Dr. Brett WalkenhorstBastille is constantly innovating and evolving our capabilities to meet the ever-changing needs of the wireless security ecosystem. A major focus right now is building out and maintaining our threat library. This will be an ongoing effort for the foreseeable future as threat actors continue to develop new capabilities that Bastille needs to be able to detect.
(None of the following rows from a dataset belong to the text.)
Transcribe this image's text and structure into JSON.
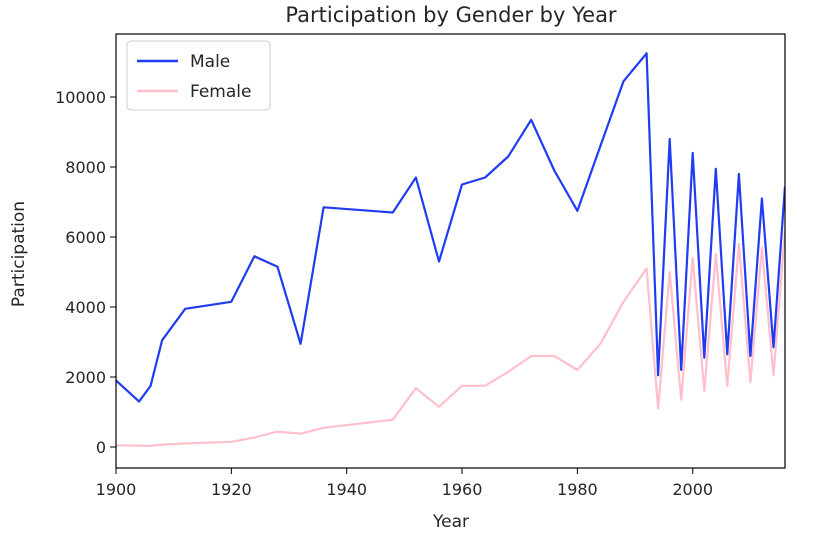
{
  "chart_data": {
    "type": "line",
    "title": "Participation by Gender by Year",
    "xlabel": "Year",
    "ylabel": "Participation",
    "xlim": [
      1900,
      2016
    ],
    "ylim": [
      -600,
      11800
    ],
    "xticks": [
      1900,
      1920,
      1940,
      1960,
      1980,
      2000
    ],
    "yticks": [
      0,
      2000,
      4000,
      6000,
      8000,
      10000
    ],
    "grid": false,
    "legend_position": "upper-left",
    "series": [
      {
        "name": "Male",
        "color": "#1f3cf0",
        "points": [
          [
            1900,
            1900
          ],
          [
            1904,
            1300
          ],
          [
            1906,
            1750
          ],
          [
            1908,
            3050
          ],
          [
            1912,
            3950
          ],
          [
            1920,
            4150
          ],
          [
            1924,
            5450
          ],
          [
            1928,
            5150
          ],
          [
            1932,
            2950
          ],
          [
            1936,
            6850
          ],
          [
            1948,
            6700
          ],
          [
            1952,
            7700
          ],
          [
            1956,
            5300
          ],
          [
            1960,
            7500
          ],
          [
            1964,
            7700
          ],
          [
            1968,
            8300
          ],
          [
            1972,
            9350
          ],
          [
            1976,
            7900
          ],
          [
            1980,
            6750
          ],
          [
            1984,
            8600
          ],
          [
            1988,
            10450
          ],
          [
            1992,
            11250
          ],
          [
            1994,
            2050
          ],
          [
            1996,
            8800
          ],
          [
            1998,
            2200
          ],
          [
            2000,
            8400
          ],
          [
            2002,
            2550
          ],
          [
            2004,
            7950
          ],
          [
            2006,
            2650
          ],
          [
            2008,
            7800
          ],
          [
            2010,
            2600
          ],
          [
            2012,
            7100
          ],
          [
            2014,
            2850
          ],
          [
            2016,
            7450
          ]
        ]
      },
      {
        "name": "Female",
        "color": "#ffc0cb",
        "points": [
          [
            1900,
            50
          ],
          [
            1904,
            40
          ],
          [
            1906,
            30
          ],
          [
            1908,
            70
          ],
          [
            1912,
            100
          ],
          [
            1920,
            150
          ],
          [
            1924,
            270
          ],
          [
            1928,
            440
          ],
          [
            1932,
            380
          ],
          [
            1936,
            550
          ],
          [
            1948,
            780
          ],
          [
            1952,
            1680
          ],
          [
            1956,
            1150
          ],
          [
            1960,
            1750
          ],
          [
            1964,
            1750
          ],
          [
            1968,
            2150
          ],
          [
            1972,
            2600
          ],
          [
            1976,
            2600
          ],
          [
            1980,
            2200
          ],
          [
            1984,
            2950
          ],
          [
            1988,
            4150
          ],
          [
            1992,
            5100
          ],
          [
            1994,
            1100
          ],
          [
            1996,
            5000
          ],
          [
            1998,
            1350
          ],
          [
            2000,
            5400
          ],
          [
            2002,
            1600
          ],
          [
            2004,
            5500
          ],
          [
            2006,
            1750
          ],
          [
            2008,
            5800
          ],
          [
            2010,
            1850
          ],
          [
            2012,
            5700
          ],
          [
            2014,
            2050
          ],
          [
            2016,
            6200
          ]
        ]
      }
    ]
  }
}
We will also continue to develop new integrations with third-party systems. We have built a number of integrations to facilitate information exchange and automated alerts/responses. Such integrations include SIEM/SOAR systems, MDM/UDM systems, physical control systems, and many others. Maturing and expanding those integrations is an area of ongoing activity. Bastille is constantly monitoring the wireless specifications themselves as well as wireless and cybersecurity standards to ensure our systems support the latest and greatest protocols and certification requirements.

About the Author:

Dr. Brett Walkenhorst is Chief Technology Officer at Bastille. He leads R&D efforts to enhance product performance and add new capabilities. He has over 20 years of experience as a technology leader in RF systems and signal processing. Prior to Bastille, he led and executed R&D efforts at Lucent Bell Labs, GTRI, NSI-MI Technologies, Silvus Technologies, and Raytheon Technologies. His experience includes RF system design, communications systems, antenna design/testing, radar, software-defined radios, geolocation, and related topics. He has authored over 70 publications including papers, articles, and reports, has taught numerous graduate, undergraduate, and professional short courses, and has served as an expert witness on multiple occasions. He is a senior member of IEEE and has served as the Chair of the Atlanta Chapter of the IEEE Communications Society.